Particle-driven diseases sound exotic and include things like silicosis and asbestos, but actually also include much more common diseases like Alzheimer’s, gout and even atherosclerosis. A new report published online in the Journal of Leukocyte Biology suggests a potential drug target for particle-driven diseases like these and many others. Specifically, the study reveals that particle-induced cell death depends on multiple redundant cathepsins, or enzymes used to digest proteins. By inhibiting or silencing these cathepsins in macrophages (white blood cells that ingest foreign particles), the researchers found that several key proinflammatory events induced by sterile particles are blocked, including cell death.
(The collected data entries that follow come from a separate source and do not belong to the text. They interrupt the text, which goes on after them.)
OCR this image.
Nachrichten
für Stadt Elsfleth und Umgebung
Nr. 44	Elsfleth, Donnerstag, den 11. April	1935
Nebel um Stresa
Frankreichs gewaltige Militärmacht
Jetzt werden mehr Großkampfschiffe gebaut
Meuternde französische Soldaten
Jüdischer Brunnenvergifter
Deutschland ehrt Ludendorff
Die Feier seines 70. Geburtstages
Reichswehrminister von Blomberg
“Having finally overcome the barrier to demonstrating the role of cathepsins in triggering particle-induced inflammatory cell death, we may now ask what other non-particulate inflammatory pathways may involve cathepsins and why such a role for these enzymes has evolved,” said Gregory M. Orlowski, M.D., Ph.D., a researcher involved in the work from the University of Massachusetts Medical School in Worcester, Massachusetts. “Our study sheds light on basic aspects of inflammatory mechanisms that may have far-reaching implications.”
To make their discovery, Orlowski and colleagues compared macrophages from genetically normal mice with macrophages from mice lacking one or more of these cathepsin enzymes. The expression of cathepsins was further suppressed using a genetic tool called small interfering RNA. Finally, these groups of macrophages were stimulated with disease-causing particles like silica, which is the causative agent of a fibrotic lung disease called silicosis. The researchers found that the macrophages that genetically lacked multiple cathepsin enzymes were less susceptible to particle-induced pro-inflammatory cell death. Moreover, the number of absent cathepsins corresponded to the degree of reduction in pro-inflammatory cell death.
“Despite some available drugs, particle-driven diseases are still a huge medical problem and a major health care cost,” said John Wherry, Ph.D., Deputy Editor of the Journal of Leukocyte Biology. “The identification of a key set of enzymes unexpectedly involved in this inflammatory pathway opens the door for new classes of drugs to treat these diseases.”